APPLICATION:  Happiness is not God’s first concern for our lives.  Leah’s happiness was not God’s first priority.  A lot of people today live by the rule that their own happiness is the most important thing in life.  Do whatever makes you happy, don’t do whatever would threaten happiness.  We are not Epicureans, we are Christians.  We are not Hedonists, we are the children of God.  Our highest rule as followers of Jesus Christ is not our happiness but God’s “happiness” with us.  We live to please God, not ourselves.  “And He died for all, that those who live should no longer live for themselves but for him who died for them and was raised again.” (2 Cor. 5:15).  This is the essence of Jesus’ words, “Yet not my will, but yours be done.”  Or as Paul said, “I consider my life worth nothing to me; my only aim is to finish the race and complete the task the LORD Jesus has given me…”  (Acts 20:24).  God wants us to learn the delight of knowing Him, as one commentator put it:  

He is the God who fulfills all our longings.  He is the water to our thirst, the bread to our hunger, our shade in the heat, our peace in the struggle, the fulfillment of our deepest yearnings, the satisfaction of all our soul’s desires. 

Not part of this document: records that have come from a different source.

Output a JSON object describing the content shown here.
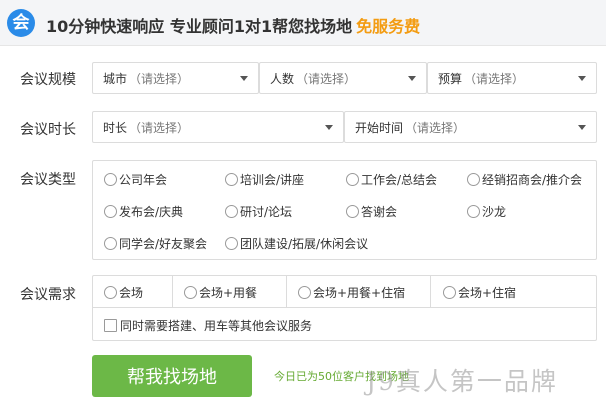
{
  "header": {
    "logo_glyph": "会",
    "headline": "10分钟快速响应 专业顾问1对1帮您找场地",
    "free_label": "免服务费"
  },
  "rows": {
    "scale": {
      "label": "会议规模",
      "selects": [
        {
          "name": "城市",
          "placeholder": "（请选择）"
        },
        {
          "name": "人数",
          "placeholder": "（请选择）"
        },
        {
          "name": "预算",
          "placeholder": "（请选择）"
        }
      ]
    },
    "duration": {
      "label": "会议时长",
      "selects": [
        {
          "name": "时长",
          "placeholder": "（请选择）"
        },
        {
          "name": "开始时间",
          "placeholder": "（请选择）"
        }
      ]
    },
    "type": {
      "label": "会议类型",
      "options": [
        "公司年会",
        "培训会/讲座",
        "工作会/总结会",
        "经销招商会/推介会",
        "发布会/庆典",
        "研讨/论坛",
        "答谢会",
        "沙龙",
        "同学会/好友聚会",
        "团队建设/拓展/休闲会议"
      ]
    },
    "needs": {
      "label": "会议需求",
      "options": [
        "会场",
        "会场+用餐",
        "会场+用餐+住宿",
        "会场+住宿"
      ],
      "extra_checkbox": "同时需要搭建、用车等其他会议服务"
    }
  },
  "cta": {
    "button": "帮我找场地",
    "stat": "今日已为50位客户找到场地"
  },
  "watermark": "J9真人第一品牌"
}
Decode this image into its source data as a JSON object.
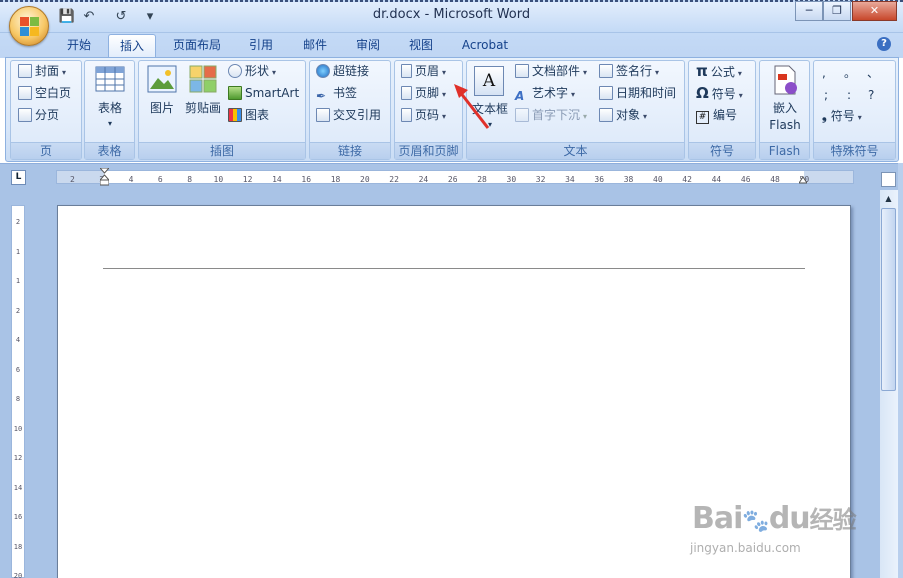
{
  "window": {
    "title": "dr.docx - Microsoft Word",
    "minimize": "─",
    "restore": "❐",
    "close": "✕"
  },
  "qat": {
    "save": "💾",
    "undo": "↶",
    "redo": "↺",
    "customize": "▾"
  },
  "tabs": [
    "开始",
    "插入",
    "页面布局",
    "引用",
    "邮件",
    "审阅",
    "视图",
    "Acrobat"
  ],
  "active_tab": "插入",
  "help": "?",
  "groups": {
    "page": {
      "label": "页",
      "items": [
        {
          "label": "封面"
        },
        {
          "label": "空白页"
        },
        {
          "label": "分页"
        }
      ]
    },
    "table": {
      "label": "表格",
      "button": "表格"
    },
    "illustrations": {
      "label": "插图",
      "picture": "图片",
      "clipart": "剪贴画",
      "items": [
        {
          "label": "形状"
        },
        {
          "label": "SmartArt"
        },
        {
          "label": "图表"
        }
      ]
    },
    "links": {
      "label": "链接",
      "items": [
        {
          "label": "超链接"
        },
        {
          "label": "书签"
        },
        {
          "label": "交叉引用"
        }
      ]
    },
    "header_footer": {
      "label": "页眉和页脚",
      "items": [
        {
          "label": "页眉"
        },
        {
          "label": "页脚"
        },
        {
          "label": "页码"
        }
      ]
    },
    "text": {
      "label": "文本",
      "textbox": "文本框",
      "textbox_icon_letter": "A",
      "col1": [
        {
          "label": "文档部件"
        },
        {
          "label": "艺术字"
        },
        {
          "label": "首字下沉"
        }
      ],
      "col2": [
        {
          "label": "签名行"
        },
        {
          "label": "日期和时间"
        },
        {
          "label": "对象"
        }
      ]
    },
    "symbols": {
      "label": "符号",
      "items": [
        {
          "label": "公式"
        },
        {
          "label": "符号"
        },
        {
          "label": "编号"
        }
      ],
      "glyphs": [
        "π",
        "Ω",
        "#"
      ]
    },
    "flash": {
      "label": "Flash",
      "button_line1": "嵌入",
      "button_line2": "Flash"
    },
    "special": {
      "label": "特殊符号",
      "glyphs": [
        ",",
        "。",
        "、",
        ";",
        ":",
        "?"
      ],
      "button": "符号",
      "button_glyph": "❟"
    }
  },
  "ruler": {
    "corner": "L",
    "h_ticks": [
      "2",
      "2",
      "4",
      "6",
      "8",
      "10",
      "12",
      "14",
      "16",
      "18",
      "20",
      "22",
      "24",
      "26",
      "28",
      "30",
      "32",
      "34",
      "36",
      "38",
      "40",
      "42",
      "44",
      "46",
      "48",
      "50"
    ],
    "v_ticks": [
      "2",
      "1",
      "1",
      "2",
      "4",
      "6",
      "8",
      "10",
      "12",
      "14",
      "16",
      "18",
      "20"
    ]
  },
  "watermark": {
    "brand": "Bai",
    "brand_du": "du",
    "brand_cn": "经验",
    "url": "jingyan.baidu.com"
  },
  "colors": {
    "accent": "#15428b",
    "ribbon_bg": "#d7e6f9",
    "arrow": "#e0302a"
  }
}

Yet the bare-knuckle fact of life is that often God uses our unhappiness to form us more into Christ’s image.  It says Christ was made perfect through suffering (Heb 2:10) and learned obedience through suffering (Heb 5:8).  It will be the same with us.  We must keep this in mind when like Paul we may cry out to God to remove the thorn in our flesh, that thorn of suffering and aching and longing.  But like with Paul, God may very well say, “No.  I’m leaving it, that you may learn how my grace is sufficient for you and how my power is made perfect in your weakness.”  Then like Paul, when you see your pain anew you will also say, “Therefore I will rejoice all the more in my weakness…for when I am weak, God’s strength rests on me.”  

So often God strips a person down from nearly everything and anything this life could give for happiness and “well-being.”  Yet in doing so, to whatever degree, God is opening a door for us to come into a “Holy of Holies” with Him, a place of such spiritual intimacy with Him and such close fellowship that is simply not available when we have everything we want or so much of what we want.  In other words when God strips a man’s life down to nothing, he may painfully feel Job’s words“Naked I came into this world and naked I leave it,” – it is then that that man has absolutely nothing to obscure or obstruct his sight of God.  Nothing to distract or divide his path to God.  A door is open to an inner sanctum with God for knowing God through suffering.  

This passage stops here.